John Henry Browne, a civilian attorney for U.S. Army Staff Sgt. Robert Bales, talks to reporters after Bales' arraignment at Joint Base Lewis McChord in Washington state.
(Ted S. Warren / Associated Press)

Army Staff Sgt. Robert Bales, accused of killing 16 civilians in Afghanistan, will undergo a sanity review before a mental health defense can be presented, a military judge decided Thursday.

Col. Jeffery Nance ordered the review, a step in the ongoing proceedings against Bales, who faces 16 counts of premeditated murder and other charges in connection with a nighttime attack on two villages in Afghanistan last March.

Bales deferred entering a plea at Thursday’s arraignment, held at Joint Base Lewis-McChord, south of Seattle.


A veteran of three tours in Iraq, Bales, 39, is accused of leaving his base in southern Afghanistan on March 11 and massacring civilians, mainly women and children, and burning some of the bodies. During a pretrial hearing in November, witnesses testified that Bales had been angered by a bomb blast near his outpost that severed a fellow soldier’s leg.

Bales’ mental state and whether that influenced his actions is one of the key issues in the case. The Army is seeking the death penalty and has been resisting any form of a mental health defense. Lawyers for Bales have argued that the soldier is not guilty and that his actions were influenced by his mental state.

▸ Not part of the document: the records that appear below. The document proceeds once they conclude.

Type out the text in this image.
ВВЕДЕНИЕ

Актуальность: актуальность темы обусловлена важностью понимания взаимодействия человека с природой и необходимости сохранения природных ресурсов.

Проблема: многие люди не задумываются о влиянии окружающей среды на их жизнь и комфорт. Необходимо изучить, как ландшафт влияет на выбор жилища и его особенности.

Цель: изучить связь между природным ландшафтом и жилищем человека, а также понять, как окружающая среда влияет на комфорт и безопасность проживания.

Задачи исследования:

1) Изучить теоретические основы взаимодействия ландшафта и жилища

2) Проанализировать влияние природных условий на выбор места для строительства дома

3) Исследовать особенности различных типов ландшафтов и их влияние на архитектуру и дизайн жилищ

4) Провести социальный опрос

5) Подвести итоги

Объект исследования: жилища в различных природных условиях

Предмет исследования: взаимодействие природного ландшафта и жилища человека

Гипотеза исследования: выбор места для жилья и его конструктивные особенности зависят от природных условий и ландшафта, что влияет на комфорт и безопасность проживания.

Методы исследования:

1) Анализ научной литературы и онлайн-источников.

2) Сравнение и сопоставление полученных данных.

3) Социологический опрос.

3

Bales had post-traumatic stress disorder, his lawyer John Henry Browne said in a telephone interview after the hearing. “They knew he had a concussive head injury. They sent him to the worst part of Afghanistan on his fourth tour, and the Special Forces pumped him full of steroids and gave him alcohol and Valium. I think the government should take some responsibility for this rather than just try to kill him.”

An evaluation by an official sanity board, which is composed of doctors, is the first step in determining whether a defendant is competent to stand trial.

Browne said the defense had refused to let Bales take part in the sanity board because the Army would not let him have a lawyer present, would not record the examination and would not appoint to the board a neuropsychologist expert in traumatic brain injuries.

“These are not independent doctors; they’re doctors who work for the Army, and the Army is trying to kill my client,” Browne said by telephone.


The judge did not say in court when the evaluations would take place. Browne said the details would be negotiated between the parties.